The Democratic Party leader, Pier Luigi Bersani, and his leftist coalition scraped a razor-thin victory in the lower chamber of parliament. They won just 29.55 per cent to 29.18 per cent for Silvio Berlusconi, with 99.9 per cent of the ballots counted.
The victor's bonus will give the left a handy majority in the lower house, the Chamber of Deputies.
But in the 305-seat Senate, preliminary results from the Interior Ministry showed Mr Berlusconi's coalition could win 110 seats to the left's 97 seats, with neither group winning a majority.
A majority in both chambers of parliament is required to form a government, leaving Italy in a state of limbo with a hung parliament that is unprecedented in its postwar history. ''It is clear to everyone that this is a very delicate situation for the country,'' Mr Bersani said late on Monday.

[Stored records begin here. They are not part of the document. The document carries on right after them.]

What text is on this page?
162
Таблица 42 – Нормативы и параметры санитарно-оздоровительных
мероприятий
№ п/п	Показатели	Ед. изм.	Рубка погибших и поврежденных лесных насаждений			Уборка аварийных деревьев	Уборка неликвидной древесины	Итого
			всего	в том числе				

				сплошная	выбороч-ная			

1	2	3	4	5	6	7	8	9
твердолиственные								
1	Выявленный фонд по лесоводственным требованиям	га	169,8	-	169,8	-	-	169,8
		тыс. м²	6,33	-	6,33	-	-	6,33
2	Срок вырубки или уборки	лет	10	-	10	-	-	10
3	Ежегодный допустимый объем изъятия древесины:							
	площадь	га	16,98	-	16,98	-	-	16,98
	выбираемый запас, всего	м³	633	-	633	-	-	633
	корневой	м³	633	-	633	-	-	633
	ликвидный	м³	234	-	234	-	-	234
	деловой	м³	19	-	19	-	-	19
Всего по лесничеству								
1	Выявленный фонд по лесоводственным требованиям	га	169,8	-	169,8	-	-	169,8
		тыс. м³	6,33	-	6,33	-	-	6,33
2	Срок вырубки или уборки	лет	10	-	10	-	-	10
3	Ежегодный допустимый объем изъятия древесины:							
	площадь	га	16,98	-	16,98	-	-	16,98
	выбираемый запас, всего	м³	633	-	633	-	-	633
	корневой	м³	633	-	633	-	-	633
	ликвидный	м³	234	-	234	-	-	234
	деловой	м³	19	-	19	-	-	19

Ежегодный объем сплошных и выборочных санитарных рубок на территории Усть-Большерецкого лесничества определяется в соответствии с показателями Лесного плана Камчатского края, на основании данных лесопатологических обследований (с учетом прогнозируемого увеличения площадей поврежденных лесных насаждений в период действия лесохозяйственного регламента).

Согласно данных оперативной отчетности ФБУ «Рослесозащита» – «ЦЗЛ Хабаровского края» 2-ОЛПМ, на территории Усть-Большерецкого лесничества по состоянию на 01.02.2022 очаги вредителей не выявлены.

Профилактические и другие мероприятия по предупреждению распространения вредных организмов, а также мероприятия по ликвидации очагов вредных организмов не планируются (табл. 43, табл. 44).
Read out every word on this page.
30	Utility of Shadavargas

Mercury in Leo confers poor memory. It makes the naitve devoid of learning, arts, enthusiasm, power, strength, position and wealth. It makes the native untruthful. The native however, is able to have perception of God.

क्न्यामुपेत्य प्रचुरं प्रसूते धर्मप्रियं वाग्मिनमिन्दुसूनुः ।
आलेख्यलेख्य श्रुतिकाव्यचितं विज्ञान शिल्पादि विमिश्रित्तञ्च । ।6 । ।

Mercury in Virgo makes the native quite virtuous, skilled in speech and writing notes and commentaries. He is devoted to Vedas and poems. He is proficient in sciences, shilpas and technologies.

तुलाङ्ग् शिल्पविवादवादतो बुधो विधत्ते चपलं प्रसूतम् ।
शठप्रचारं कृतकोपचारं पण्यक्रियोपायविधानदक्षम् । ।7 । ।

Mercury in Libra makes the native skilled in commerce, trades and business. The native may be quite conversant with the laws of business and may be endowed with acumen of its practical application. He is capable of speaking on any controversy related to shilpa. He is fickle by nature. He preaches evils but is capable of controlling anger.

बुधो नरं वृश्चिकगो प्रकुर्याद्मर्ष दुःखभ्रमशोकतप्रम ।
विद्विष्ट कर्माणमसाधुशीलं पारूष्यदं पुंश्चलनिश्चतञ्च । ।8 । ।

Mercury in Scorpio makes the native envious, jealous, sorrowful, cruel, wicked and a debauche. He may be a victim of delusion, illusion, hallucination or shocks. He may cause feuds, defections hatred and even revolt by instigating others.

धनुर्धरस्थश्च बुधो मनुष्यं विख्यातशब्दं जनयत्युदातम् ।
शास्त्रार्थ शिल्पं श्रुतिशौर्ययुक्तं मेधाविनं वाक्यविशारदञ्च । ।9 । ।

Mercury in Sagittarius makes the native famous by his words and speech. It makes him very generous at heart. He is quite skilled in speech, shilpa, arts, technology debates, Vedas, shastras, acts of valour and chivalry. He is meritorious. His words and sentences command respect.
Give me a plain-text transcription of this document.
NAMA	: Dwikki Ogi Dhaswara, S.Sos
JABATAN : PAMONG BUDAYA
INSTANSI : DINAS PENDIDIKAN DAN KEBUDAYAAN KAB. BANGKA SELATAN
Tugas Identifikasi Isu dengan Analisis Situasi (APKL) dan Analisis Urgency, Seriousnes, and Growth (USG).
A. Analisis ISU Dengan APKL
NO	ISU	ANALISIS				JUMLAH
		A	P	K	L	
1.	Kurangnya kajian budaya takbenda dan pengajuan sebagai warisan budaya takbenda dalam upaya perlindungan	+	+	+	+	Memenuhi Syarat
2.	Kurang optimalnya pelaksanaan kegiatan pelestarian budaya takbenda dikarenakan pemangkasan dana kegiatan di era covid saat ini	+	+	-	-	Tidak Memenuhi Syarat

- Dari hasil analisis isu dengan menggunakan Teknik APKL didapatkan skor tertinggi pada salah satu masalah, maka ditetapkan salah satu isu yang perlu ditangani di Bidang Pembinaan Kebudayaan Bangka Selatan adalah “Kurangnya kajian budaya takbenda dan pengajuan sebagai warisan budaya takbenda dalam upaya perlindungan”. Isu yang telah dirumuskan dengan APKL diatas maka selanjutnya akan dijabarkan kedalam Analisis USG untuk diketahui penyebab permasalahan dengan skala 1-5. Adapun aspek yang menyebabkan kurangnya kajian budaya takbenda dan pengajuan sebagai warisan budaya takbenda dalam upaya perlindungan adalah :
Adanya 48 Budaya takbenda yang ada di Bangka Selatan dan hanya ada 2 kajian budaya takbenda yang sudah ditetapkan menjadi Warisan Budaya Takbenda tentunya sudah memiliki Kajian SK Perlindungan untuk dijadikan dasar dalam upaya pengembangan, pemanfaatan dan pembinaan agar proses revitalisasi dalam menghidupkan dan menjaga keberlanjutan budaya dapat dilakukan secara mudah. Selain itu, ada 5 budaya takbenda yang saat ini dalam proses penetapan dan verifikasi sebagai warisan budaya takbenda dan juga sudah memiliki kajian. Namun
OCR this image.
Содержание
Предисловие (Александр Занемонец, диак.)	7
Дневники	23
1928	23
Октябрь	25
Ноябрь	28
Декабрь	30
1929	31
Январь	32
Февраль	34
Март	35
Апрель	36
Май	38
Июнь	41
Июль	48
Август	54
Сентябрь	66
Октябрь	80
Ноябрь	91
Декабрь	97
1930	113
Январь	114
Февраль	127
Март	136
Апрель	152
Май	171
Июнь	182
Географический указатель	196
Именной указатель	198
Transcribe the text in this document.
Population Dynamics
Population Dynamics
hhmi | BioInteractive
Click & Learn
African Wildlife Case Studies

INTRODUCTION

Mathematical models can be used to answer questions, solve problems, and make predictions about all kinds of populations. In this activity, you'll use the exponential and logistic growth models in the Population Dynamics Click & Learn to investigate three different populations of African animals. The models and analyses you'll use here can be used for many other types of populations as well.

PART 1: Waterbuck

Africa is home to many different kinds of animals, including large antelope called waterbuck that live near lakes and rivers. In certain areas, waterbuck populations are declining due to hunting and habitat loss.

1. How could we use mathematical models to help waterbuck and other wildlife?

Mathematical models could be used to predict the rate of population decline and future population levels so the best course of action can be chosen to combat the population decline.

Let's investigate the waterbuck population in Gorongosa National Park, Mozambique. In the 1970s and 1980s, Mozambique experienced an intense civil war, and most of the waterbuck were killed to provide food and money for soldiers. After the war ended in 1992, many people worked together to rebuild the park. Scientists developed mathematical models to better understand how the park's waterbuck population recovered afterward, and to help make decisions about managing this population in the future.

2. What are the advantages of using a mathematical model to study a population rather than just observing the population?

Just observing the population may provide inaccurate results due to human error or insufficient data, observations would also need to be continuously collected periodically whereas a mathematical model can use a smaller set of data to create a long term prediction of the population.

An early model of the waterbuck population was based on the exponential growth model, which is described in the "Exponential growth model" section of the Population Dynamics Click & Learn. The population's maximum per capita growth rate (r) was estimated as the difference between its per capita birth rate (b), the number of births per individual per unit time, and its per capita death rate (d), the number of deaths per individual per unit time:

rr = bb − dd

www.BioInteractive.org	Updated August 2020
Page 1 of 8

US stocks closed sharply lower, with the Dow Jones Industrial Average down 1.55 per cent on the news. Stocks in Tokyo opened 1.83 per cent lower.
''Political uncertainty has returned,'' SMBC Nikko Securities' general manager of equities, Hiroichi Nishi, said at the start of trading on Tuesday.
The Five Star Movement, led by the comedian-turned-activist Beppe Grillo, became Italy's third political force, creating dozens of new MPs.
Mr Grillo's movement is calling for a referendum on the euro and a 20-hour working week, as well as a raft of environmental and social rights demands.
Comparing single parties without coalitions, the M5S is now the biggest party in the lower house, with 25.55 per cent to the Democratic Party's 25.41 per cent - a shock success that analysts predicted would reverberate around an austerity-weary Europe.
''This is fantastic. We will be an extraordinary force.'' Mr Grillo said, warning mainstream politicians they would ''only last a few more months''. ''We'll have 110 people in parliament and we'll be millions outside.''
Supporters of the party celebrated the early poll results.
In Mr Grillo's home town of Genoa in north-west Italy on Monday, the beer flowed at a bar where candidates and activists crowded in to cheer the election tallies. Dozens of mostly young candidates - some close to the minimum age of 25 and many with little or no political experience - are set to enter parliament for the first time as Italians fed up with austerity and corruption flocked to their ranks.
However, the euphoria was not shared across the country or across borders. European capitals fear the lack of a clear winner in Italy could bring fresh instability to the eurozone's third-largest economy, and plunge it back into the debt crisis.
Some Democratic Party officials suggested fresh elections may have to be held within a few months after a reform of Italy's complex electoral laws. Others said some form of agreement could be found with the anti-austerity Five Star Movement.
Political analysts suggested a possible return to the grand coalition agreement between right and left seen under Mario Monti over the past 18 months - or even dissolving the Senate alone to hold fresh elections for only one chamber of parliament.